Two simple words, but Auron was frozen by them. Stunned, he failed to shield himself from the burning trails of fire and sparks raining down. Looking up, he saw not Pacce's chubby features, but the lean face of the ward he had failed to protect. He glimpsed blond hair, blue eyes, a cheeky smirk that was crueler, older than he remembered.
"Tidus?" he said, choking on the name. (The otherworld, it hates you.)
Zanarkand. He had forgotten how much he hated it. Pyrefly spectators cheered with bloodthirsty glee as Auron began to cough, drowning— he had never been a swimmer— his blood diffusing into the water as he thrashed. (Lost your way, a fallen knight.)
"Isaaru, send! Send now! He's taking Sir Auron!"
The referee's bellow made no sense.

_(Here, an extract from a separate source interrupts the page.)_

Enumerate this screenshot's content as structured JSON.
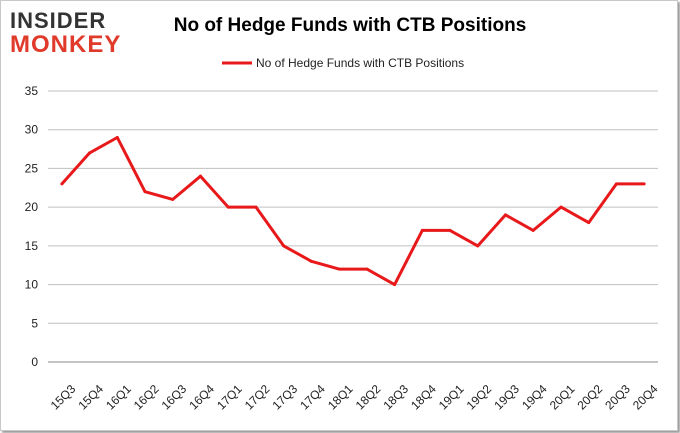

Auron released his sword and cupped his hands over his heart, fighting to stem the spill of pyreflies. The referee leapt in front of him, reaching for the dropped weapon, but the gesture left him perilously exposed. A scalloped blue blade darted in like a fish. There was a scream, a moment's struggle— the women were grappling with Tidus, yanking him backwards in a double tackle— and the referee went down writhing, clutching his stomach.
An anguished cry rang out. "Maroda!"
Auron grabbed for him, catching the straps of his armor as he rolled off the bridge. In his mind's eye, Auron saw another, younger face, another body dangling below him, another voice shouting his name. But his fingers were melting through the straps, losing hold. (Hopes dies. Dreams, they rip asunder.)
Maroda plummeted through the bottom of the sphere-pool with a cry, disappearing from sight. Auron was falling, too. One of the women's voices cut through the water above him, distorted and desperate: "Please, sir, you've got to send, or we'll lose Pacce too."
The pipe organ's blaring tumult suddenly ceased. All lights went out. Auron felt himself floating down, down, swathed in an unraveling shroud of pyreflies that had no color, no sound, no taste, no sensation. The last embers of his will almost wept with relief. At last, he would allow himself to strike bottom.